第11話 黒の選択④

 花凛は少女だけに逃げてもらう選択肢をとった。どっちにしろ後悔するならば、罪悪感がない方がいい。誰かにずっと謝り続けて生きていくのは嫌だ。そんな思いから叫んだ。


 その瞬間だった。ずっと黙って周囲で武器を構えていた、軍服を着た一人が初めて言葉を発した。


「そうか。お前たちは逃げるという選択をするか」


 この男は、軍服を着ている者達の中でも一番多くの装飾が付いたものを着ていた。それは、集団の中で権力を持った者であることを示す。そしてこの男は言葉を続けた。


「大人しく戻るならば傷つけるつもりはなかったが、抵抗を選ぶならば仕方ない。こちらもそれなりの対応をさせてもらう」


 長の宣言を聞いた軍服の集団は一気に殺気だった。


「これより対象の捕獲を開始する! 一班は黒髪。二班は白髪の方だ! 油断はするなよ。どちらも見た目こそ人間だがその本質は全く別物だ!」


 どうやら軍服集団も敵になったようだ。それぞれの獲物を手に、花凛と少女との距離を詰めてくる。


「私のことはいいから! 逃げて!」


 何故か今回ばかりは指示を聞かなかった少女にもう一度叫ぶ。それでも少女は逃げようとしなかった。ただ、周囲を見回し何かを探している。


 そんなことをしているうちに、花凛はとうとう座ってすらいられなくなった。それでも遠のく意識を気合いで繋ぎとめ、必死に呼吸をし、何度も少女に「逃げて」と叫んだ。その言葉が届いていたかは分からない。


 何度か「逃げて」と叫んだ時、少女は一切の迷いなく走り出した。探し物が見つかったのだ。その様子を見て、少女は逃げ道を探して周囲を見回していたのだと花凛は思った。


「頑張って、逃げきってね」


 振り向かず走る少女の背に向けて呟いた。もう自分が指示しなくても、あの子はきっと言われた通りに遠くまで走っていくだろう。花凛はそう確信した。


 それに、男は「大人しく戻るなら傷つけるつもりは無い」とも言っていた。ならば自分が意識を必死に保っている必要もない。


 大人しくしていれば痛めつけれることも殺されることもないだろう。奴らにとって花凛は生きたまま捕まえるべき実験体なのだから。きっと眠っている間に全てが終わっている。そしてまた奴らの元でいつ終わるかも分からない絶望の日々を過ごすだけだ。

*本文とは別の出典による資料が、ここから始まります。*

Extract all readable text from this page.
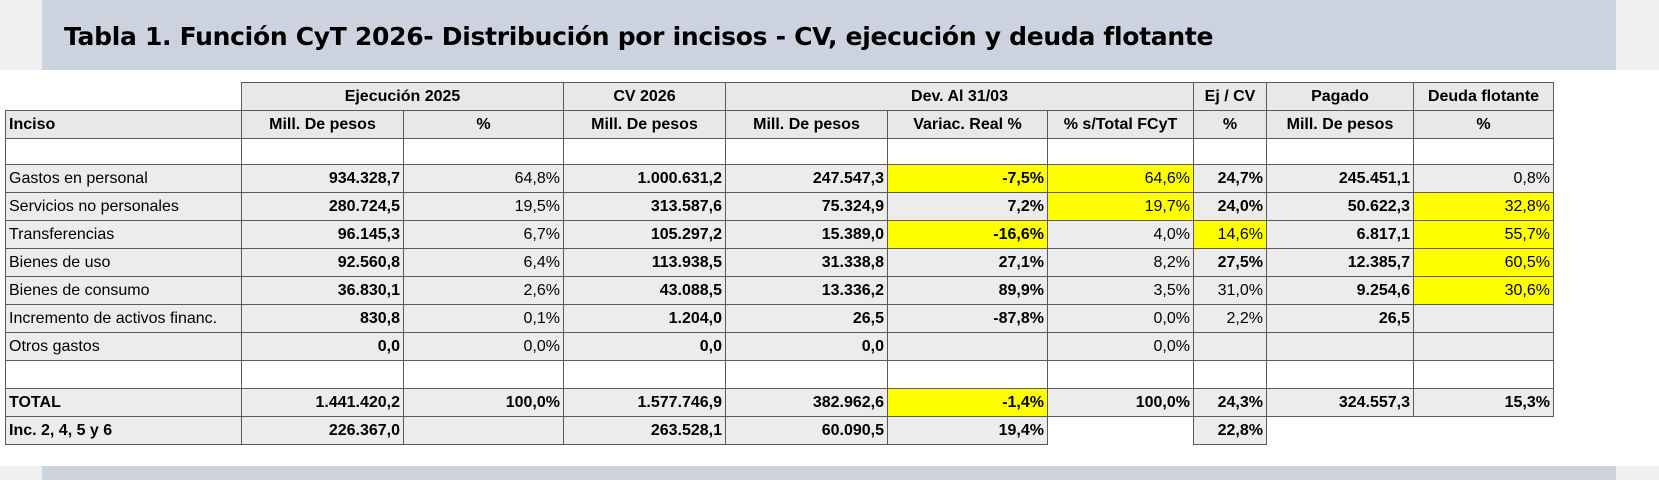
Tabla 1. Función CyT 2026- Distribución por incisos - CV, ejecución y deuda flotante
	Ejecución 2025		CV 2026	Dev. Al 31/03			Ej / CV	Pagado	Deuda flotante
Inciso	Mill. De pesos	%	Mill. De pesos	Mill. De pesos	Variac. Real %	% s/Total FCyT	%	Mill. De pesos	%

Gastos en personal	934.328,7	64,8%	1.000.631,2	247.547,3	-7,5%	64,6%	24,7%	245.451,1	0,8%
Servicios no personales	280.724,5	19,5%	313.587,6	75.324,9	7,2%	19,7%	24,0%	50.622,3	32,8%
Transferencias	96.145,3	6,7%	105.297,2	15.389,0	-16,6%	4,0%	14,6%	6.817,1	55,7%
Bienes de uso	92.560,8	6,4%	113.938,5	31.338,8	27,1%	8,2%	27,5%	12.385,7	60,5%
Bienes de consumo	36.830,1	2,6%	43.088,5	13.336,2	89,9%	3,5%	31,0%	9.254,6	30,6%
Incremento de activos financ.	830,8	0,1%	1.204,0	26,5	-87,8%	0,0%	2,2%	26,5	
Otros gastos	0,0	0,0%	0,0	0,0		0,0%			

TOTAL	1.441.420,2	100,0%	1.577.746,9	382.962,6	-1,4%	100,0%	24,3%	324.557,3	15,3%
Inc. 2, 4, 5 y 6	226.367,0		263.528,1	60.090,5	19,4%		22,8%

 つい数秒前に絶好の逃走の機会は握りつぶされ、希望は消えた。本当は自分だってあの子のように逃げたかった。小さな傷なんてすぐ治るあの子みたいな回復力があれば、こんな切り傷一つに奪われることなんてなかった。どうにもならないことだが、悔しさと悲しさが入り混じって涙が溢れる。


(わたしは、どこにもいけないまま、ここで死ぬんだろうな)


 それがいつになるかは分からない。もう今の人生は諦める。だから、もし次があるのならば今度こそ自由に、誰に支配されることなく生きていきたいと。そう願って花凛は自由に向かって走る少女の姿を目に焼き付け、意識を手放した。